Pre-trained machine learning models are good enough for many use cases, but to get the most out of this technology, you need custom models. Given that it’s not exactly easy to get started with machine learning, Google (and others) have opted for a hybrid approach that allows users to upload their own data to customize the existing models. Google’s version of this is AutoML, which until now only provided this capability for machine vision tasks under the AutoML Vision moniker.

Starting today, the company is adding two new capabilities to AutoML: AutoML Natural Language for predicting text categories and AutoML Translation, which allows users to upload their own language pairs to achieve better translations for texts in highly specialized fields, for example. In addition, Google is launching AutoML Vision out of preview and into its private beta.

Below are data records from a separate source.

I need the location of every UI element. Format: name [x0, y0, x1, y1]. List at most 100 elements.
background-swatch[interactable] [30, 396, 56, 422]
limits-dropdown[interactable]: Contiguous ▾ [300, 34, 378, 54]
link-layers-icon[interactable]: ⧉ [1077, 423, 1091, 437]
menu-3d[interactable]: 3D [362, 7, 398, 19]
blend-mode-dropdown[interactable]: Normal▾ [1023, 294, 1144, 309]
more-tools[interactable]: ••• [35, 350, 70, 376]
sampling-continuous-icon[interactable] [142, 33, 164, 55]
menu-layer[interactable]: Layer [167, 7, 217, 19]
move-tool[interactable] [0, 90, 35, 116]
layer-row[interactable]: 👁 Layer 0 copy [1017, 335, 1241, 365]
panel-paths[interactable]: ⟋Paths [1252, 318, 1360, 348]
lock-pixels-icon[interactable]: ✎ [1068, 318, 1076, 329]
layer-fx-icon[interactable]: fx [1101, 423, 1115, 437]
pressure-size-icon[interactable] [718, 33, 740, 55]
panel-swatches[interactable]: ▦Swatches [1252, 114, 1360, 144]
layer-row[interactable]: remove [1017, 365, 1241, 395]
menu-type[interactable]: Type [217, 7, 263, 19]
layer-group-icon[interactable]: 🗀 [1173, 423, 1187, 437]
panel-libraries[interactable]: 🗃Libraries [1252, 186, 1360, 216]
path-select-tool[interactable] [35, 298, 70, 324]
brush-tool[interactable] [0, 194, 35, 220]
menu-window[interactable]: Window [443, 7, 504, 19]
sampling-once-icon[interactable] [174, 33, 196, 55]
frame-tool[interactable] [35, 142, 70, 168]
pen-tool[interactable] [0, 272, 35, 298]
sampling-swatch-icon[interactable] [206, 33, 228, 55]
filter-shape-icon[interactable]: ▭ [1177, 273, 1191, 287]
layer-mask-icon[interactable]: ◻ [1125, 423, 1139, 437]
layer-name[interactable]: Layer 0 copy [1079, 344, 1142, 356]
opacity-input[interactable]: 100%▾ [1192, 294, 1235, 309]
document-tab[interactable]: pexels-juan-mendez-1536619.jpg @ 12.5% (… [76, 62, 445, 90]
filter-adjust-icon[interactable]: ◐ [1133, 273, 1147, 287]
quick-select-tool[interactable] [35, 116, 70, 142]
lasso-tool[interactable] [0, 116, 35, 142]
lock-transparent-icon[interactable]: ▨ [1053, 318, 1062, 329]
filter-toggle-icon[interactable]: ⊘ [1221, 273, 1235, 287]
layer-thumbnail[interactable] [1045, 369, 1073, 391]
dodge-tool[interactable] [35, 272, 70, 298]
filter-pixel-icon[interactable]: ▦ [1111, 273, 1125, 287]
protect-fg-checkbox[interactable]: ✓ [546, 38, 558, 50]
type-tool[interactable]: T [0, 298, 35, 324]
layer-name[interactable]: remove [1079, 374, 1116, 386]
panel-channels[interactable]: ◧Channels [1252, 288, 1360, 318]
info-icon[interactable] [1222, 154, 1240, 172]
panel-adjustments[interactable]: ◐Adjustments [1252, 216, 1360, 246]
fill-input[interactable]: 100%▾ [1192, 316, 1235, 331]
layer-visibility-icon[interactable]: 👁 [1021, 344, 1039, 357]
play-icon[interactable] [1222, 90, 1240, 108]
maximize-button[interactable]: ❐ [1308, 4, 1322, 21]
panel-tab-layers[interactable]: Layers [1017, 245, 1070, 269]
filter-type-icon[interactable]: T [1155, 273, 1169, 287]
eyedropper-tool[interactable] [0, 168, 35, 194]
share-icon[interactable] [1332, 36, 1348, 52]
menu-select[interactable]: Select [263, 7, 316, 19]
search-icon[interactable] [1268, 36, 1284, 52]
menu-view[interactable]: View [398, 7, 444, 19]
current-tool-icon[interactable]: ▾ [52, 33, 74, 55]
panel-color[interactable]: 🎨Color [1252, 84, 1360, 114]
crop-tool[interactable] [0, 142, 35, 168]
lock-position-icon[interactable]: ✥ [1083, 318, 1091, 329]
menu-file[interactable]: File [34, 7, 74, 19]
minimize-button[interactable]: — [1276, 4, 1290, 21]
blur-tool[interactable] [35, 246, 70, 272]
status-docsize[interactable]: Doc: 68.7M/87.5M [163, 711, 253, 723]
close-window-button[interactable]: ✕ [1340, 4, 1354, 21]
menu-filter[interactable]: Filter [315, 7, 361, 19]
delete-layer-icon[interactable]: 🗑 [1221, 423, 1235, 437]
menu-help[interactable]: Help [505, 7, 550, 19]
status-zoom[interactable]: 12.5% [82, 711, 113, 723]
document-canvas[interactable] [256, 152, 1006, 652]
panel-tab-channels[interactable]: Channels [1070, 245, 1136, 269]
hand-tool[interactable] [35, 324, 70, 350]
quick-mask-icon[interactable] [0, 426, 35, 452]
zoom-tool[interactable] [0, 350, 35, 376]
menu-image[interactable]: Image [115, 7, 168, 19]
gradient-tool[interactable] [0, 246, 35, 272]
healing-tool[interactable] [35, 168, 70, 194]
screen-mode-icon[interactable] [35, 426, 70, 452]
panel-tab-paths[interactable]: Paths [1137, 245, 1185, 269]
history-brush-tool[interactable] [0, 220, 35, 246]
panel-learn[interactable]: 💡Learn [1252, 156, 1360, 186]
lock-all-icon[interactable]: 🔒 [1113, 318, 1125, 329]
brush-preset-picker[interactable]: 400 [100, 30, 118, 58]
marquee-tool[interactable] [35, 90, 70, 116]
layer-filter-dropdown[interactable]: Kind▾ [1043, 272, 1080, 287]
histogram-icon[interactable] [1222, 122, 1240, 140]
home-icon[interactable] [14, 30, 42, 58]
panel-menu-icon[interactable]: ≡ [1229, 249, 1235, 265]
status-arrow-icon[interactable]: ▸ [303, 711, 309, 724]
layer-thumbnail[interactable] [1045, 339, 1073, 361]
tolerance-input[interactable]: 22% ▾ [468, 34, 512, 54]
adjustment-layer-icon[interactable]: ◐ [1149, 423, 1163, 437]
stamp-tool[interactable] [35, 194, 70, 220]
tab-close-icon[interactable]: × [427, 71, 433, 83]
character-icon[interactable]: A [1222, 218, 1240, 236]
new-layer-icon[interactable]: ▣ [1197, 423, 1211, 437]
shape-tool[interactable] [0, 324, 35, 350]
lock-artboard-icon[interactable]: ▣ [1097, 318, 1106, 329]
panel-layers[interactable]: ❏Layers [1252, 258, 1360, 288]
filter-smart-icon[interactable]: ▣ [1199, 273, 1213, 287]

Rajen Sheth, the director of product management for Google Cloud AI, said that this extension of AutoML is yet another step toward the company’s vision of democratizing AI. “What we are trying to do with Cloud AI is to make it possible for everyone in the world to use AI and build models for their purposes,” he said. For most of its customers, though, pre-trained models aren’t good enough, yet for most businesses, it’s hard to find the machine learning experts that would allow them to build their own custom models. Given this demand, it’s maybe no surprise that about 18,000 users have signed up for the preview of AutoML Vision so far.

“Natural language is something that is really the next frontier of this,” Sheth noted when he discussed the new Natural Language API. “It’s something that’s very useful to the customers. Because more than 90 percent of our customers’ information within their enterprise is unstructured and free information. And a lot of this is textual documents or emails or whatever it may be. Many customers are trying to find ways to get meaning and information out of those documents.”

As for AutoML Translation, the benefits of this kind of customization are pretty obvious, given that translating highly specialized texts remains the domain of experts. As an example, Sheth noted that “driver” in a technical document could be about a device driver for Windows 10, for example, while in another text it could simply be about somebody who is driving a car (until computers take over that task, too).